[Download Numbness In Face Full Guide Here] Lots of several things that can cause numbness in face and any part
of the body, and some of these things can also cause numbness and tingling in face. We
say "some" of these things, because there are a number of causes that
are not really applicable to facial nerves or muscles. If you sleep on your
arm, you may feel that your arm may stop responding, or "sleep", as
we call it. We slept on the face, or at least one side of it most of the time,
and rarely goes to sleep. For tingling in face occurs, or the bloodstream should be limited
or cut off the blood supply to part of the nervous system must be stopped, or a
nerve to be damaged, irritated, or sick. There are cases where the pressure on
the facial muscles cause drowsiness, but these pressures are not sleeping in
the face and health care is usually required to determine the underlying cause.
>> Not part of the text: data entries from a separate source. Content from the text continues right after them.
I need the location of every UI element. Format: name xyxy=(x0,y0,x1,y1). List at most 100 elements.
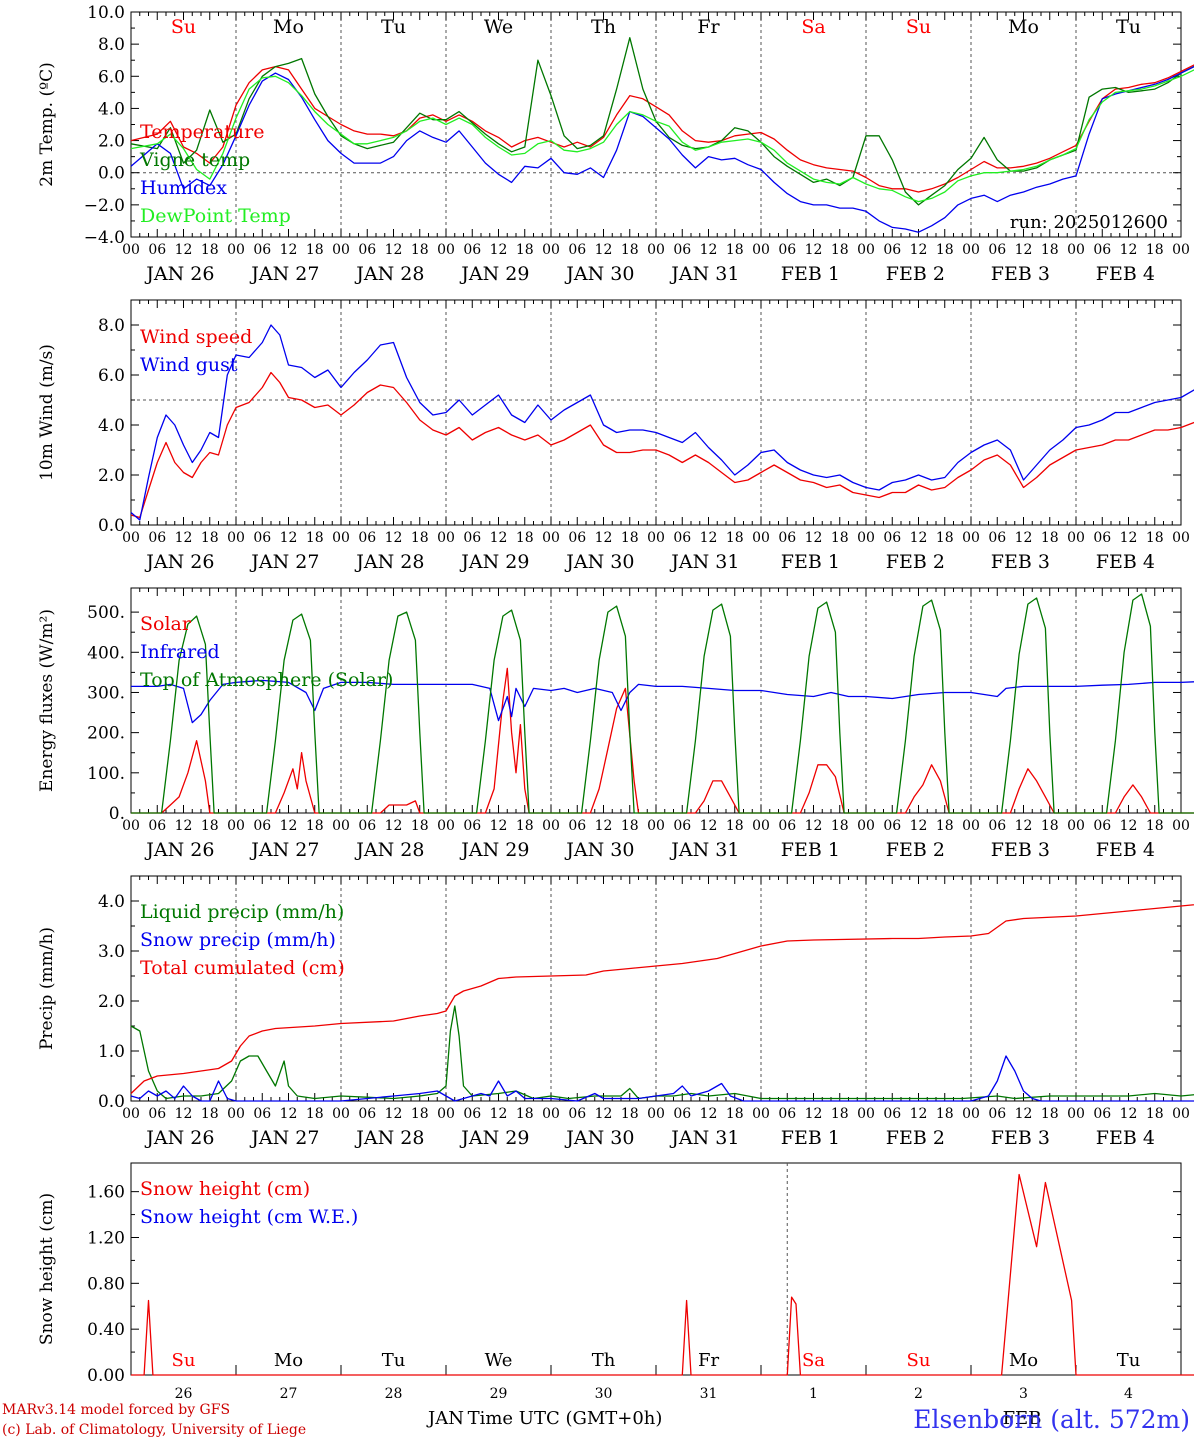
weekday-label: Tu xyxy=(381,16,406,38)
credit-line-1: MARv3.14 model forced by GFS xyxy=(2,1402,230,1418)
hour-label: 12 xyxy=(490,818,508,834)
hour-label: 00 xyxy=(752,1106,770,1122)
y-tick-label: 0.40 xyxy=(87,1320,125,1340)
legend-entry: Snow height (cm) xyxy=(140,1178,310,1200)
date-label: JAN 30 xyxy=(564,263,634,285)
hour-label: 06 xyxy=(358,530,376,546)
date-label: FEB 2 xyxy=(886,839,945,861)
hour-label: 18 xyxy=(201,242,219,258)
hour-label: 12 xyxy=(700,530,718,546)
y-tick-label: 4.0 xyxy=(98,99,125,119)
hour-label: 00 xyxy=(227,530,245,546)
legend-entry: Total cumulated (cm) xyxy=(140,957,345,979)
credit-line-2: (c) Lab. of Climatology, University of L… xyxy=(2,1422,306,1438)
weekday-label: Su xyxy=(172,1350,196,1371)
date-label: FEB 1 xyxy=(781,839,840,861)
date-label: FEB 1 xyxy=(781,263,840,285)
day-number-label: 29 xyxy=(490,1386,508,1402)
station-label: Elsenborn (alt. 572m) xyxy=(913,1405,1190,1434)
panel-frame xyxy=(130,299,1182,526)
hour-label: 12 xyxy=(385,1106,403,1122)
date-label: JAN 30 xyxy=(564,1127,634,1149)
hour-label: 12 xyxy=(595,818,613,834)
hour-label: 00 xyxy=(1172,530,1190,546)
hour-label: 18 xyxy=(1041,530,1059,546)
hour-label: 00 xyxy=(332,530,350,546)
hour-label: 12 xyxy=(385,818,403,834)
hour-label: 12 xyxy=(910,242,928,258)
hour-label: 00 xyxy=(542,1106,560,1122)
y-tick-label: 0.00 xyxy=(87,1366,125,1386)
day-number-label: 30 xyxy=(595,1386,613,1402)
day-number-label: 2 xyxy=(914,1386,923,1402)
hour-label: 18 xyxy=(201,818,219,834)
weekday-label: Fr xyxy=(698,1350,719,1371)
y-tick-label: 2.0 xyxy=(98,992,125,1012)
hour-label: 12 xyxy=(805,1106,823,1122)
y-tick-label: 0. xyxy=(109,804,125,824)
hour-label: 00 xyxy=(437,1106,455,1122)
series-line-wind-gust xyxy=(130,324,1194,521)
hour-label: 06 xyxy=(358,1106,376,1122)
legend-entry: Infrared xyxy=(140,641,220,663)
series-line-vigne-temp xyxy=(130,37,1194,206)
hour-label: 06 xyxy=(358,242,376,258)
hour-label: 06 xyxy=(883,242,901,258)
y-tick-label: 0.0 xyxy=(98,1092,125,1112)
footer: Time UTC (GMT+0h) MARv3.14 model forced … xyxy=(2,1402,1190,1438)
series-line-top-of-atmosphere-solar xyxy=(131,593,1194,814)
hour-label: 18 xyxy=(936,1106,954,1122)
weekday-label: Su xyxy=(171,16,196,38)
hour-label: 06 xyxy=(988,530,1006,546)
date-label: JAN 27 xyxy=(249,839,319,861)
weekday-label: Sa xyxy=(802,1350,825,1371)
date-label: JAN 26 xyxy=(144,1127,214,1149)
panel-2: 0.0 2.0 4.0 6.0 8.0 10m Wind (m/s) 00 06 12 18 JAN… xyxy=(37,299,1194,573)
hour-label: 06 xyxy=(463,530,481,546)
hour-label: 18 xyxy=(936,530,954,546)
y-tick-label: 1.20 xyxy=(87,1228,125,1248)
y-axis-title: Energy fluxes (W/m²) xyxy=(37,609,57,792)
date-label: JAN 31 xyxy=(669,263,739,285)
hour-label: 06 xyxy=(253,1106,271,1122)
hour-label: 18 xyxy=(306,530,324,546)
weekday-label: Fr xyxy=(697,16,720,38)
hour-label: 12 xyxy=(385,530,403,546)
hour-label: 06 xyxy=(673,242,691,258)
y-tick-label: 4.0 xyxy=(98,892,125,912)
hour-label: 12 xyxy=(1015,1106,1033,1122)
date-label: JAN 29 xyxy=(459,551,529,573)
hour-label: 00 xyxy=(332,1106,350,1122)
hour-label: 18 xyxy=(201,1106,219,1122)
hour-label: 12 xyxy=(280,530,298,546)
legend-entry: Wind gust xyxy=(140,354,238,376)
legend-entry: Liquid precip (mm/h) xyxy=(140,901,344,923)
hour-label: 06 xyxy=(673,530,691,546)
hour-label: 00 xyxy=(962,530,980,546)
hour-label: 18 xyxy=(726,530,744,546)
y-tick-label: 100. xyxy=(87,764,125,784)
hour-label: 00 xyxy=(1172,1106,1190,1122)
weekday-label: Th xyxy=(591,16,616,38)
hour-label: 00 xyxy=(962,1106,980,1122)
legend-entry: Snow height (cm W.E.) xyxy=(140,1206,358,1228)
hour-label: 06 xyxy=(778,818,796,834)
hour-label: 06 xyxy=(988,242,1006,258)
hour-label: 12 xyxy=(805,818,823,834)
hour-label: 12 xyxy=(700,242,718,258)
hour-label: 12 xyxy=(595,1106,613,1122)
hour-label: 00 xyxy=(857,1106,875,1122)
weekday-label: Tu xyxy=(382,1350,406,1371)
hour-label: 18 xyxy=(831,242,849,258)
y-axis-title: Snow height (cm) xyxy=(37,1193,57,1345)
y-tick-label: 0.0 xyxy=(98,516,125,536)
weekday-label: Mo xyxy=(273,16,304,38)
hour-label: 12 xyxy=(910,1106,928,1122)
hour-label: 00 xyxy=(122,242,140,258)
hour-label: 12 xyxy=(490,1106,508,1122)
y-tick-label: −4.0 xyxy=(84,228,125,248)
day-number-label: 31 xyxy=(700,1386,718,1402)
date-label: FEB 2 xyxy=(886,263,945,285)
hour-label: 18 xyxy=(201,530,219,546)
hour-label: 18 xyxy=(831,530,849,546)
Numbness in face and facial muscles
We have a lot of facial muscles. They are involved in all
kinds of chewing food, bright eyes, smile or frown. And the controller of these
muxcles is nerves, and if the nerves are not working properly, one or more of
three things can happen. The first is that the muscles can not function, and
another is that the numbness set in. This condition can be partial or total. In
most cases, stiffness or lack of muscle control is partial, because there is a
network of nerves extending face. Muscles where you feel numbness specially numbness in face, or if a
malfunction or not depends, of course, the nerves that are involved in this
network. The third thing, about tingling in the face and muscle control, is a situation where
the nerve can cause pain instead of numbness, facial pain, but beyond the scope
of this discussion.
There is a ridge on the base of the brain that controls the
network nerves of face. And it is sometimes we called the facial nerve, which
can be somehow terrible, and sometimes called the seventh cranial nerve, which
does not say much. The term most commonly used is the trigeminal nerve, which
branches into the network called facial nerves. If one of these branches damaged,
or the blood supply to a branch of the nerve is interrupted, partial facial
numbness and / or can cause paralysis. If the trigeminal nerve is damaged,
numbness and / or paralysis may be complete.